MongoDB: How to select distinct values from a collection (with examples)

Updated: February 3, 2024 By: Guest Contributor Post a comment

Introduction

Working with databases frequently involves handling large datasets with potential duplicates. Such is the case with MongoDB, a NoSQL database popular for its flexibility and scalability. One common requirement for database operations is to retrieve unique instances of values for certain fields across your records (or documents, in MongoDB parlance). In this tutorial, we will explore the process and varied approaches to selecting distinct values from a collection in MongoDB.

Let’s say we have a MongoDB collection named ‘products’ which contains multiple documents with potential duplicate items. Our target is to filter the duplicate entries and retrieve a list of unique products. To achieve this, MongoDB offers the distinct command. It performs an operation that identifies unique values within a specified field across a single collection.

Basic Usage of Distinct

To start with a straightforward example, suppose we want to retrieve all the unique ‘category’ values from our ‘products’ collection. The fundamental distinct command would look like this:

db.products.distinct("category")

This command will return an array of unique categories from the products collection. Here is a sample output you might expect:

["Electronics", "Clothing", "Kitchenware"]

Using Distinct with a Query

Now, let’s take it a step further. What if you want to get distinct values conditioned by a certain filter? MongoDB’s distinct function also allows you to specify a query object to filter the documents before fetching the distinct values. Here’s an example:

db.products.distinct("category", { price: { $gt: 99 } })

In this case, we are asking MongoDB to provide a list of distinct categories for products priced over $99. Accordingly, the output would adapt to this condition:

["Electronics", "Kitchenware"]

Advanced Usage with Aggregation Pipeline

The distinct command provides a quick and easy way to extract unique values, however, it has its limitations when it comes to more complex operations. For advanced scenarios, MongoDB’s aggregation pipeline comes into play—it allows you to string together a series of operations to process your data.

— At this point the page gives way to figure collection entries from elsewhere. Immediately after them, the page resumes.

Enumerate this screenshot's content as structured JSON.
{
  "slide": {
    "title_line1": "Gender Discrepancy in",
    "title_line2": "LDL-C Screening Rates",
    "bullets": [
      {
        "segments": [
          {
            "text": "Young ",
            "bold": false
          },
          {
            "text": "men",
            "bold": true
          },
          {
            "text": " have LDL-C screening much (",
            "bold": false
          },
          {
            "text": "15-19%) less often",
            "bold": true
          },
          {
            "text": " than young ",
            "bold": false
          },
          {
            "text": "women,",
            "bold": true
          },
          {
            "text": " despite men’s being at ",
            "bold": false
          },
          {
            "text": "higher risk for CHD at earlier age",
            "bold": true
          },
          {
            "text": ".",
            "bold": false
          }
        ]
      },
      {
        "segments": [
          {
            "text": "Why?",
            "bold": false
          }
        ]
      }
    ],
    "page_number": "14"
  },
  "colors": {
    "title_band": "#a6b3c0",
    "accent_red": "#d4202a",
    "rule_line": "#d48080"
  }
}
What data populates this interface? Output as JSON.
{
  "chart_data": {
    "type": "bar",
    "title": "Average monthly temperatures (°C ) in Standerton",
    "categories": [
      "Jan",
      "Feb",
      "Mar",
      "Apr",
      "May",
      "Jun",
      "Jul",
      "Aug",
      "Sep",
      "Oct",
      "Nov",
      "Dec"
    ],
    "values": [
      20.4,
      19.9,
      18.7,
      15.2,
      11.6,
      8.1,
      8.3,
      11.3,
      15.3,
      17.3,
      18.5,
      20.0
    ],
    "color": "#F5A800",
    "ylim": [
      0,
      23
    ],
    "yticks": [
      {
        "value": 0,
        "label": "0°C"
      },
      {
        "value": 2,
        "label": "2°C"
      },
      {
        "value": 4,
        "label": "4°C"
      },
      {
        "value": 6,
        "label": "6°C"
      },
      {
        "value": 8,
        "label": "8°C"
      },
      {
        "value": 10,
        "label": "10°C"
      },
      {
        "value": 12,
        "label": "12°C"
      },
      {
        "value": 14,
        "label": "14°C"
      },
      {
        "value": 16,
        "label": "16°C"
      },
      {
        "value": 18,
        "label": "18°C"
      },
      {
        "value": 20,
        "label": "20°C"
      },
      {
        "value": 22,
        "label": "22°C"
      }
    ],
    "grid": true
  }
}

To illustrate this, imagine you want to know the distinct categories with an added requirement of knowing how many products fall under each. You’d need to combine $group and $sum operators:

db.products.aggregate([
    {
        $group: {
            _id: "$category",
            count: { $sum: 1 }
        }
    }
])

The output now includes each unique category alongside the count of corresponding products:

[
    { "_id": "Electronics", "count": 15 },
    { "_id": "Clothing", "count": 25 },
    { "_id": "Kitchenware", "count": 8 }
]

Combining Filters with Aggregation

If we extend our example to include a filtering step before grouping the data, we can add a $match stage to our pipeline:

db.products.aggregate([
    {
        $match: { price: { $gt: 99 } }
    },
    {
        $group: {
            _id: "$category",
            count: { $sum: 1 }
        }
    }
])

This returns a count of categories for products above $99, filtering out any others. The same selective listing, now based on the price, might look like this:

[
    { "_id": "Electronics", "count": 10 },
    { "_id": "Kitchenware", "count": 5 }
]

Incorporating Sort and Project

Continuing from here, you may also want to sort these categories based on their product count or include/exclude specific fields from the results. To do so, you’ll add $sort and $project stages respectively to the pipeline:

db.products.aggregate([
    {
        $match: { price: { $gt: 99 } }
    },
    {
        $group: {
            _id: "$category",
            count: { $sum: 1 }
        }
    },
    {
        $sort: { count: -1 }
    },
    {
        $project: { category: "$_id", _id: 0, itemCount: "$count" }
    }
])

The categories are now presented in descending order based on the number of items they have above the specified price, and they have been reformatted for readability:

[
    { "category": "Clothing", "itemCount": 25 },
    { "category": "Electronics", "itemCount": 10 },
    { "category": "Kitchenware", "itemCount": 5 }
]

Projection of Distinct Sub-Documents

For complex structures such as nested documents, getting distinct sub-documents can be achieved through a combination of $unwind, $group, and careful projection. This ensures you can flatten arrays, consolidate them into groups, and then project distinct sub-documents.

Assuming every product has multiple reviews that are sub-documents within an array, and we want distinct user names from reviews, the aggregation framework provides a systematic methodology:

db.products.aggregate([
    {
        $unwind: "$reviews"
    },
    {
        $group: {
            _id: "$reviews.username",
            count: { $sum: 1 }
        }
    },
    {
        $project: { username: "$_id", _id: 0 }
    }
])

The output would be something like this:

[
    { "username": "johndoe" },
    { "username": "janedoe" }
]

Conclusion

Throughout this tutorial, we have explored a variety of strategies for selecting distinct values from a MongoDB collection. Whether you require a simple list of distinct field values or a complex aggregation of unique data patterns after comprehensive transformation and filtering, MongoDB offers powerful and flexible solutions to address your needs. We progressed from basic distinct field queries to advanced aggregation pipelines techniques, each with appropriate code examples and expected outputs to guide you through your own use cases.